Vu le déclinatoire de compétence, présenté le 19 novembre 2019 par le préfet des Hauts-de-Seine, tendant à voir déclarer la juridiction de l'ordre judiciaire incompétente, par le motif que le litige est relatif à l'évaluation et à la prévention des risques dans le cadre de la procédure d'adoption d'un plan de sauvegarde de l'emploi.

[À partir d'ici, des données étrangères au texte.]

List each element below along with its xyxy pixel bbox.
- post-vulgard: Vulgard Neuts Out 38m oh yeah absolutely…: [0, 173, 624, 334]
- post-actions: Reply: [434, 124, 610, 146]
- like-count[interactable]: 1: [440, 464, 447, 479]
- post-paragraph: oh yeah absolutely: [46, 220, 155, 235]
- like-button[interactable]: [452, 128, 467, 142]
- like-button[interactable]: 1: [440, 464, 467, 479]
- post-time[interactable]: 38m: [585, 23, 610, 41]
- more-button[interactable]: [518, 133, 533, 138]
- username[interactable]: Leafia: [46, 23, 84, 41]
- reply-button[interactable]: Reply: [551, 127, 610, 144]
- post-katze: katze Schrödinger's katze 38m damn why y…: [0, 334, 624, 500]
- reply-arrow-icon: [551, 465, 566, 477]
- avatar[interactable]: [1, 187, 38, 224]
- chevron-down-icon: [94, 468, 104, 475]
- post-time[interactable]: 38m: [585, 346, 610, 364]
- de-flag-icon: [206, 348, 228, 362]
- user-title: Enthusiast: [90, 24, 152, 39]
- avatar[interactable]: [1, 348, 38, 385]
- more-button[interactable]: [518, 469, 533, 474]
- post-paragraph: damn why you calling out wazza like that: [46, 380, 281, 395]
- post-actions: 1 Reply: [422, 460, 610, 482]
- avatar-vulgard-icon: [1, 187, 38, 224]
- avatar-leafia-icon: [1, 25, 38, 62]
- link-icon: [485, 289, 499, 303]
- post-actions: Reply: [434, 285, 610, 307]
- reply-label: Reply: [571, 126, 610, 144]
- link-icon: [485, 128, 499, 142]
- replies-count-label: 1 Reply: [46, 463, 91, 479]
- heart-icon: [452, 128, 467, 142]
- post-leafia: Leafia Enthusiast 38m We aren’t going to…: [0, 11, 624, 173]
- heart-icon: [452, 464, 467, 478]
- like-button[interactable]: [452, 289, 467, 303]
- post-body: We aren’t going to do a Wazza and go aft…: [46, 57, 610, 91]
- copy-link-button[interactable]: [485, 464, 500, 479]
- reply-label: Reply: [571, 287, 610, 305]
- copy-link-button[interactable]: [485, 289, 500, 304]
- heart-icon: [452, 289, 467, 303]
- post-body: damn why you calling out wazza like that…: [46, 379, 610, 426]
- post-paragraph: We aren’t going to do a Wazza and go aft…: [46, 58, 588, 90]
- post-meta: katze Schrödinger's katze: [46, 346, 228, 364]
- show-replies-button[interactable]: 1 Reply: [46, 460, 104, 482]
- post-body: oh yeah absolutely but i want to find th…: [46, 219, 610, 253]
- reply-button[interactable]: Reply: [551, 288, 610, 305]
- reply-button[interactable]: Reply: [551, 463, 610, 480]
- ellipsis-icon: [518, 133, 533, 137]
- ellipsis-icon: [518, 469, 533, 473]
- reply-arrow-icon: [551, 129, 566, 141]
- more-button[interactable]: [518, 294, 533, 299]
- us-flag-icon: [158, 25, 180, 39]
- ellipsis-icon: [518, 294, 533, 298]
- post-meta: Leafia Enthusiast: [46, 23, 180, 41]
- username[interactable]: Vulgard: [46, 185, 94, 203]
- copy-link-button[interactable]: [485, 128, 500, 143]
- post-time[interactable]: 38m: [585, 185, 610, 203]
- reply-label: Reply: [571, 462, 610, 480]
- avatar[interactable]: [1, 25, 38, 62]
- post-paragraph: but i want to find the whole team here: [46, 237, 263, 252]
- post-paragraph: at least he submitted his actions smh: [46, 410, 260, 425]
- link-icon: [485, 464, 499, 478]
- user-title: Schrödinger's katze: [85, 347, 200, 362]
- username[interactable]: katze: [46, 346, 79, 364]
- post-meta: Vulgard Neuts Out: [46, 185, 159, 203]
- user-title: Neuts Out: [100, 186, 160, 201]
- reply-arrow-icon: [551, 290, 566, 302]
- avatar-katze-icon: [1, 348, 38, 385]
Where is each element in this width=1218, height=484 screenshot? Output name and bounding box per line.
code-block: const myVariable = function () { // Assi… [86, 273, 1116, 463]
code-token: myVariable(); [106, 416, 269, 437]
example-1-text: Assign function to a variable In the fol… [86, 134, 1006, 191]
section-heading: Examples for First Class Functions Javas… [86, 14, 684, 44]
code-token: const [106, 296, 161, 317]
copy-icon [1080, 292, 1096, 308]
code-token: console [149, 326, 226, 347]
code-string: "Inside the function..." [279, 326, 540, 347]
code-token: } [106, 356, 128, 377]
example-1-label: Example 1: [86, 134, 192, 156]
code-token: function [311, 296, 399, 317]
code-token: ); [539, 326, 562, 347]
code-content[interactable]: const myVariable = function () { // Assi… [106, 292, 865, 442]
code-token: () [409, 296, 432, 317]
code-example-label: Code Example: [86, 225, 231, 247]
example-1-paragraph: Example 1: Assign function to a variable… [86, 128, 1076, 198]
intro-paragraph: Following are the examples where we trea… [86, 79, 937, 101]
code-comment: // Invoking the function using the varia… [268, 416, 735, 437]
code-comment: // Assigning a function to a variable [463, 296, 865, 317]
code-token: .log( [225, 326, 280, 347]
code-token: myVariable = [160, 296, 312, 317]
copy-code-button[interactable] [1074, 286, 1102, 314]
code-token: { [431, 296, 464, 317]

Vu l'ordonnance de référé du 11 décembre 2019 par laquelle le juge des référés du tribunal de grande instance de Nanterre a rejeté le déclinatoire et retenu sa compétence ;
Vu l'arrêté du 27 décembre 2019 par lequel le préfet des Hauts-de-Seine a élevé le conflit ;
Vu le mémoire, enregistré le 2 mars 2020, présenté pour la société Grid Solutions, qui conclut à la confirmation de l'arrêté de conflit, à ce que soient déclarés nulles et non avenues la procédure engagée par le syndicat CGT Alstom Grid Villeurbanne devant le Président du tribunal de grande instance de Nanterre statuant en référé et l'ordonnance de référé de cette juridiction du 11 décembre 2019; elle soutient que le litige s'inscrit dans le bloc de compétence du juge administratif sur la procédure de plan de sauvegarde de l'emploi et qu'il relève, par suite, de la compétence de la juridiction administrative ;
Vu le mémoire en intervention volontaire, enregistré le 4 mai 2020, présenté pour les syndicats Sud FPA solidaires et CGT AFPA, qui conclut à la compétence du juge judiciaire au motif que la méconnaissance de l'obligation de sécurité est de la compétence du juge judiciaire ;
Vu le mémoire, enregistré le 25 mai 2020, présenté par la ministre du travail, qui conclut à la compétence du juge administratif ;
Vu les pièces desquelles il résulte que la saisine du Tribunal a été notifiée au syndicat CGT Alstom Grid Villeurbanne, qui n'a pas produit de mémoire ;
Vu les pièces desquelles il résulte que la saisine du Tribunal a été notifiée aux ministres de la justice et de l'économie et des finances, qui n'ont pas produit de mémoire ;
Vu les autres pièces du dossier ;
Vu les lois des 16-24 août 1790 et le décret du 16 fructidor an III ;
Vu la loi du 24 mai 1872 ;
Vu le décret n° 2015-233 du 27 février 2015 ;
Vu le code du travail;
Après avoir entendu en séance publique :
- le rapport de Mme A... B..., membre du Tribunal,
- les observations de la SCP Célice, Texidor, Perier pour la SAS Grid Solutions,
- les observations de la SCP Thouvenin, Coudray, Grévy pour les syndicats Sud FPA et CGT AFPA ;
- les conclusions de M. Nicolas Polge, rapporteur public ;
Considérant ce qui suit :
1. La société Grid Solutions, qui appartient au groupe Général Electric, a initié en juin 2019 un projet de réorganisation concernant ses établissements du Rhône et de Savoie. Dans ce cadre, un plan de sauvegarde de l'emploi a été adopté par un accord collectif majoritaire signé le 19 novembre 2019 et soumis à la validation de la direction régionale des entreprises, de la concurrence, de la consommation, du travail et de l'emploi (DIRECCTE) de la région Auvergne Rhône-Alpes. La DIRECCTE l'a validé le 31 décembre 2019.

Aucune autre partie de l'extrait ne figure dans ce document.